Après avoir provoqué son arrêt en 2020, la crise sanitaire, qui a entraîné le développement sans précédent du télétravail, devrait durablement impacter le marché des bureaux selon France Vidal, directrice de la promotion immobilière chez GA. « Les immeubles de bureaux vont se transformer pour accueillir ces collaborateurs qui vont venir dans les bureaux pour faire autre chose que ce qu’ils faisaient avant. Ils vont notamment venir pour chercher du service, des lieux de convivialité. On vient désormais au bureau pour célébrer, rencontrer ses collègues, brainstormer, résoudre des problèmes complexes. Et tout cela modifie fondamentalement la façon dont on conçoit les immeubles de bureau aujourd’hui, à savoir des locaux serviciels à l’image des lobbies d’hôtel, où l’on va chercher tout ce qu’on n’a pas à la maison quand on travaille seul sur son PC. »

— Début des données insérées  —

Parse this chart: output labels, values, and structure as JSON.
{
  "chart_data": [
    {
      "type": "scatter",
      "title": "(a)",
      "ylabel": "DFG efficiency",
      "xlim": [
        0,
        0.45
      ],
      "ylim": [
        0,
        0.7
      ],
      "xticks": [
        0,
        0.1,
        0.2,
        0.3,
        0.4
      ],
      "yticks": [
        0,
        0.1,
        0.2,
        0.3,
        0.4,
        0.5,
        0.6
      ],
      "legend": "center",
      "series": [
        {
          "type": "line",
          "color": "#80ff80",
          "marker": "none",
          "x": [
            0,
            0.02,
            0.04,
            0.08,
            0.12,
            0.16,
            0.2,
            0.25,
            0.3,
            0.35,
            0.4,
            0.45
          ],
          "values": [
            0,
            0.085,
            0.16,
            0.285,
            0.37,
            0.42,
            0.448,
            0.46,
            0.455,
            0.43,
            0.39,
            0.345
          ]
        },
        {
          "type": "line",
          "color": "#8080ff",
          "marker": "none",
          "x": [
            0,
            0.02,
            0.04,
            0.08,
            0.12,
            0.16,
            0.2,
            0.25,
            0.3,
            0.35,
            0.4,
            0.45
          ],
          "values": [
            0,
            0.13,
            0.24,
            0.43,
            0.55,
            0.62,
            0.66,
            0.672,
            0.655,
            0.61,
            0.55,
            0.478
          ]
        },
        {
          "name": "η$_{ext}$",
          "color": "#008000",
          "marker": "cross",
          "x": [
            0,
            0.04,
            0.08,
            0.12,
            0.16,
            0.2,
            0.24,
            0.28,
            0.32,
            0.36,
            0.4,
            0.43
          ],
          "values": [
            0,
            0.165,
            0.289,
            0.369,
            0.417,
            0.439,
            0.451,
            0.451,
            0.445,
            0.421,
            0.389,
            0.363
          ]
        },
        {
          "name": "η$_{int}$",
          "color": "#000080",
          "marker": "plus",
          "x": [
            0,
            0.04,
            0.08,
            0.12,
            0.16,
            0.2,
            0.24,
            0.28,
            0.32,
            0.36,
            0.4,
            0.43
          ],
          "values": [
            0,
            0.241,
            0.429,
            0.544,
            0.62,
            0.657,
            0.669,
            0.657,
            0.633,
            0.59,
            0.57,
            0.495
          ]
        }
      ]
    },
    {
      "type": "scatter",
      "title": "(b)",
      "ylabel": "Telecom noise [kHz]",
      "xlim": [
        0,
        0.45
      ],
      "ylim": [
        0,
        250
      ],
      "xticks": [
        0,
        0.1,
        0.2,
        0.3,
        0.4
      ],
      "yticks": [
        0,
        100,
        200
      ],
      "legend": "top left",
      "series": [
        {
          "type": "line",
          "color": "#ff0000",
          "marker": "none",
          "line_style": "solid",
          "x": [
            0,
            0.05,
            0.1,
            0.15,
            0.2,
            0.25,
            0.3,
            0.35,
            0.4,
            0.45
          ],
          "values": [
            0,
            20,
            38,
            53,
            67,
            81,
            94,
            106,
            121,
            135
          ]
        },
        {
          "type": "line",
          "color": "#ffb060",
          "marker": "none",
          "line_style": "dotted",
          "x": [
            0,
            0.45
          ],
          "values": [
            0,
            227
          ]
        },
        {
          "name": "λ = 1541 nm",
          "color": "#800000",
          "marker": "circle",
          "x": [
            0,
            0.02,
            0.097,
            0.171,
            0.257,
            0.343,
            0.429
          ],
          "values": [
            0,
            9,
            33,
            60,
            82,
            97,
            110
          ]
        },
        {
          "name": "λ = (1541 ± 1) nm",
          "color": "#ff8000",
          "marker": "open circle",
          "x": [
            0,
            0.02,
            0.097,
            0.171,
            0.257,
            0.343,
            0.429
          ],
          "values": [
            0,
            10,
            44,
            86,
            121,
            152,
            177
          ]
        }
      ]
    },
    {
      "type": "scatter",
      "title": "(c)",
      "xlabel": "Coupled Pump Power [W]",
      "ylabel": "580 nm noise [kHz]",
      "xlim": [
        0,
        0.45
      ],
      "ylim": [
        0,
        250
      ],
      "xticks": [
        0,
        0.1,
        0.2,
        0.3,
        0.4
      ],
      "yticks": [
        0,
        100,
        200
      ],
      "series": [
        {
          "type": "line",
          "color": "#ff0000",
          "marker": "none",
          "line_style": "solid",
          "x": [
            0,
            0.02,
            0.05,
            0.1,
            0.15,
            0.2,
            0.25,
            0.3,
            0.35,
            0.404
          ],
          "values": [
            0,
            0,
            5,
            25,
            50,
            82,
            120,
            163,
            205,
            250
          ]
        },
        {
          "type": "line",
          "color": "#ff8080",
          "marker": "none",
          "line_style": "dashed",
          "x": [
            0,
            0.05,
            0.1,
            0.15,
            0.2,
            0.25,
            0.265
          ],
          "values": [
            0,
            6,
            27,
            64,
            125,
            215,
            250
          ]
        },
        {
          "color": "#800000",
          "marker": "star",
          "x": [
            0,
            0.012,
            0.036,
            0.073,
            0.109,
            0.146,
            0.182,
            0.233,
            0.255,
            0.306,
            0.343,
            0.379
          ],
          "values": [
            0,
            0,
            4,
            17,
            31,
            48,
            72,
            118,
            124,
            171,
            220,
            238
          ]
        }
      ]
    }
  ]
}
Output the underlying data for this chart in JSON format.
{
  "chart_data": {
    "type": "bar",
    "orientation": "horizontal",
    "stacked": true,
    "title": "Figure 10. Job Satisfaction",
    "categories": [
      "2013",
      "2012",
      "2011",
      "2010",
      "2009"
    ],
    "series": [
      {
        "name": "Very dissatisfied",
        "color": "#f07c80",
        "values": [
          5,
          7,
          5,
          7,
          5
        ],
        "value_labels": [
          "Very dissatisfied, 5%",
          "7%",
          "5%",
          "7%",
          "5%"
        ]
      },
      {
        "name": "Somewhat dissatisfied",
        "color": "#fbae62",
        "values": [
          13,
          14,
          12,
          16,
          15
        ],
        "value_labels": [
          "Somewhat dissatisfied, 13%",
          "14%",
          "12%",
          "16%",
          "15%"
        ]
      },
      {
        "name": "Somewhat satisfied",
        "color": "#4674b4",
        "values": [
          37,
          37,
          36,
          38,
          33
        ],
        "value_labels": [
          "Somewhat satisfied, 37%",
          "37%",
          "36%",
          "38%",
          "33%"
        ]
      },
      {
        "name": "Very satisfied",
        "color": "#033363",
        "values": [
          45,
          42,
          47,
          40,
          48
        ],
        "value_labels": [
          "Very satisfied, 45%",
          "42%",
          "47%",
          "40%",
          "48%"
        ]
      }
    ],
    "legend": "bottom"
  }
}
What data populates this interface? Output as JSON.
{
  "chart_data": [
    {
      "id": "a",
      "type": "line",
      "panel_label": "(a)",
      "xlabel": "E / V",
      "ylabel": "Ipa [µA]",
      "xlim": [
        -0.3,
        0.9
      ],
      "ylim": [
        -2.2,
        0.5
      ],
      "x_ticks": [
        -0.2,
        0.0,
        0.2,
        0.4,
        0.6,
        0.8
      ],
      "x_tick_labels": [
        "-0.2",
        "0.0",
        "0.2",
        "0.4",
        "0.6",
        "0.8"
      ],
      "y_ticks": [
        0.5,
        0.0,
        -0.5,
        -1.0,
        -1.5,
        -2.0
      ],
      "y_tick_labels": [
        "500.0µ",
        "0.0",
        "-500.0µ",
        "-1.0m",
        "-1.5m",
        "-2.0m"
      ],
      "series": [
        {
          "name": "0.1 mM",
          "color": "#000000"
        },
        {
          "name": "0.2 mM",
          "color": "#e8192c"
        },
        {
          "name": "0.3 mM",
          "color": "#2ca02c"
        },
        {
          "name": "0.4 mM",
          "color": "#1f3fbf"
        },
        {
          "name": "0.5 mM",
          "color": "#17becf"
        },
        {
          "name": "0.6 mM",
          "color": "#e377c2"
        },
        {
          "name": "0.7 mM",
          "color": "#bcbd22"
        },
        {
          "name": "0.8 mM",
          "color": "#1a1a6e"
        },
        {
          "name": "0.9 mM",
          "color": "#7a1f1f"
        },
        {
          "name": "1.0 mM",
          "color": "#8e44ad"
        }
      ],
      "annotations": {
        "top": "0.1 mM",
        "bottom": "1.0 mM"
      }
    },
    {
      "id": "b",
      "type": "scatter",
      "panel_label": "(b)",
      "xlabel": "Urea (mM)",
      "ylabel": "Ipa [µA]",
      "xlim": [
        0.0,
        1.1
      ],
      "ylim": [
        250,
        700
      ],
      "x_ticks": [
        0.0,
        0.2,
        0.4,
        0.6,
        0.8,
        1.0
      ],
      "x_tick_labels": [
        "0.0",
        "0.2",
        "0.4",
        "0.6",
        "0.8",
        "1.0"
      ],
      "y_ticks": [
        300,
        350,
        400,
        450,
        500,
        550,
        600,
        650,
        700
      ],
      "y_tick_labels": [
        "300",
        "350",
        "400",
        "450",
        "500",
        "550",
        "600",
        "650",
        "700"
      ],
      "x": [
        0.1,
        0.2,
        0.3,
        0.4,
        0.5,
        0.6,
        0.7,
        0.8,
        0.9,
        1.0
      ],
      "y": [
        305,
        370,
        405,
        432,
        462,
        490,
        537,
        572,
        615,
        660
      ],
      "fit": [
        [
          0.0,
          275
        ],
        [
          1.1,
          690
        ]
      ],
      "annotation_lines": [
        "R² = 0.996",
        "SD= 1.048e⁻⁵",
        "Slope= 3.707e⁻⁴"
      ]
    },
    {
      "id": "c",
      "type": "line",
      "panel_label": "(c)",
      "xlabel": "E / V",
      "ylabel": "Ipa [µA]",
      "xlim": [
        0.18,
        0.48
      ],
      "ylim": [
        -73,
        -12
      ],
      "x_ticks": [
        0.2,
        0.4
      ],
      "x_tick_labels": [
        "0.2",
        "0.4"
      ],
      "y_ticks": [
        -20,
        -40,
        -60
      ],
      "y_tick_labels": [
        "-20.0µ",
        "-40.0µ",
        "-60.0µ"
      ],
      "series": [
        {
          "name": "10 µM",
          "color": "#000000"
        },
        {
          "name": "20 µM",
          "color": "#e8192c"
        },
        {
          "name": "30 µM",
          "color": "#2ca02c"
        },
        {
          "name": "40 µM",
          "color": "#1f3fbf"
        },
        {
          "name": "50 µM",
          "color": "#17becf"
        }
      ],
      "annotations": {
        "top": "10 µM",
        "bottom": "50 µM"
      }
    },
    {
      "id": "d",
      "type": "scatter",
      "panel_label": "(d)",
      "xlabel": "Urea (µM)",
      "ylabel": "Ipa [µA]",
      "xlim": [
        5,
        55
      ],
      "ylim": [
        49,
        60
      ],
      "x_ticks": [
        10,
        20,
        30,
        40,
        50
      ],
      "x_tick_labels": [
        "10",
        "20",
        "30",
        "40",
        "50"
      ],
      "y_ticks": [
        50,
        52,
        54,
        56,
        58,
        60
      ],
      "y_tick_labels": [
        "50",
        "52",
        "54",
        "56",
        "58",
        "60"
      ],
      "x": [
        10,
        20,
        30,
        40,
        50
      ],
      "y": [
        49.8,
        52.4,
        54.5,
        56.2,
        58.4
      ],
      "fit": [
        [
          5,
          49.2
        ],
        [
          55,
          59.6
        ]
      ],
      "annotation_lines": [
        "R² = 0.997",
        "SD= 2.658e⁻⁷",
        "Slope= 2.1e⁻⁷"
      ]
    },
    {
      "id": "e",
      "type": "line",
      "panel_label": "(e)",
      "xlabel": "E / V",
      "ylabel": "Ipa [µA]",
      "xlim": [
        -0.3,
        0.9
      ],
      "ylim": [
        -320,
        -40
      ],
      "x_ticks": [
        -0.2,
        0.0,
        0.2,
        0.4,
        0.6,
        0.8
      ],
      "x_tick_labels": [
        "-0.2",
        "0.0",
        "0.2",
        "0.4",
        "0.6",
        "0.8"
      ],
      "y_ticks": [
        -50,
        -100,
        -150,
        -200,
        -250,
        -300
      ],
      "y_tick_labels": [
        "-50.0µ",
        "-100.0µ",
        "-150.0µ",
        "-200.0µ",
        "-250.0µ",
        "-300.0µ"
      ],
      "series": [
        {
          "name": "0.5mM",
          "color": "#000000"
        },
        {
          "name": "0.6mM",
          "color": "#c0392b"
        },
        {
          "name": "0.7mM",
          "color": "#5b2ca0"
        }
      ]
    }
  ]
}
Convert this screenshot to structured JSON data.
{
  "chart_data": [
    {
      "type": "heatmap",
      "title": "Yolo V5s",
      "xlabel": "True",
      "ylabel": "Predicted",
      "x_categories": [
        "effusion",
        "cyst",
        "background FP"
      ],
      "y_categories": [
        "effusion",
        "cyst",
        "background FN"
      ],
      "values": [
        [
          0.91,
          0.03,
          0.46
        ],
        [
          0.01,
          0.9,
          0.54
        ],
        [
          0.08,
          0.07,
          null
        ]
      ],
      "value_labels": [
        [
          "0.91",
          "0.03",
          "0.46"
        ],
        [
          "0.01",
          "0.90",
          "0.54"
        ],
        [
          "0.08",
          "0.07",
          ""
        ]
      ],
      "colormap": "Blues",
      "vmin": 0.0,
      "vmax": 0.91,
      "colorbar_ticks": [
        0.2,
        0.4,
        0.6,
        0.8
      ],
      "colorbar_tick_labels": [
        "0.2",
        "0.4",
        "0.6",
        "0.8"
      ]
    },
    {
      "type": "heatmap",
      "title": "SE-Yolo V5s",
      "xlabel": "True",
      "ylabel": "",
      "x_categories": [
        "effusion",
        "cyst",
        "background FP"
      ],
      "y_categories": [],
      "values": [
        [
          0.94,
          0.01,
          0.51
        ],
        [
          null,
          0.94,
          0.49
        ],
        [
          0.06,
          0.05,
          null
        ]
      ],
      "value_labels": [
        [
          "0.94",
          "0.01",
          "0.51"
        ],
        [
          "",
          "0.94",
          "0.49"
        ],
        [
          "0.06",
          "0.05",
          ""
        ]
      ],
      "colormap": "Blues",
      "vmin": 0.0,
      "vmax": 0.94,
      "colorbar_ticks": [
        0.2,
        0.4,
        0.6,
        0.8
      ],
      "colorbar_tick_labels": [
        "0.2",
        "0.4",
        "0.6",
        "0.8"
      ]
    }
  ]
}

« Pour autant, le marché de bureaux n’est pas mort et on voit d’ailleurs depuis quelques mois nos clients revenir. L’autre tendance de fond, c’est la prise de conscience de la dimension environnementale des projets. Elle émane aussi bien de nos clients que des collectivités locales qui attendent de nous que nous livrions des immeubles bas carbone. Les banquiers eux-mêmes ont des exigences quant au financement des opérations qui doivent être exemplaires. Tout cela va immanquablement impliquer pour l’immobilier d’entreprise une augmentation des valeurs. Nous serons contraints d’être au rendez-vous des exigences de nos clients et des villes. »

De nouveaux aménagements

Cette transformation des modes de travail impacte également le métier des aménageurs, comme l’explique Rodolphe Giraud, gérant d’Espazo à Quint-Fonsegrives. « La demande n’est plus d’avoir des bureaux individuels ni des open spaces. On recherche de la convivialité, des salles de réunion, des espaces de détente, etc. Les collaborateurs occupent désormais des postes hybrides, sans bureau attitré, pratiquent le flex office. Les entreprises nous demandent désormais de réagencer leurs locaux pour coller au mieux aux attentes des utilisateurs pour en faire des locaux agréables, chaleureux, l’objectif étant de faire revenir les collaborateurs et qu’ils aient plaisir à se retrouver. Côté bailleurs, nous intervenons également sur le parc de seconde main, important à Toulouse, et pour tout dire pas très sexy, pour le rénover et recréer des espaces plus agréables. Une partie de ce parc a également d’importants soucis thermiques. Il faudra bien le rénover. Mais quid de ces rénovations : comment va-t-on les financer, sachant que les loyers à Toulouse ne sont pas assez élevés pour maintenir l’équilibre financier ? »

Investisseurs volatils

Dans ce contexte quel a été le comportement des investisseurs ? « Le volume investi en France en 2021 est de 27 Mds€, troisième meilleur score des dix dernières années, avec en régions un volume investi de 10 Mds€, détaille Julien Sinet, consultant BNP Paribas Real Estate. Un montant record qui s’explique par la très forte progression des investissements dans le secteur de la logistique. Désormais, ce marché ne se résume plus à la traditionnelle dorsale nord-sud. On trouve dans toutes les métropoles régionales des volumes logistiques conséquents et notamment à Toulouse. Ainsi, la moitié de ces 10 Mds€ a été investie en activités logistiques, contre 3,2 Mds€ pour les bureaux et 2 Mds€ pour le commerce ».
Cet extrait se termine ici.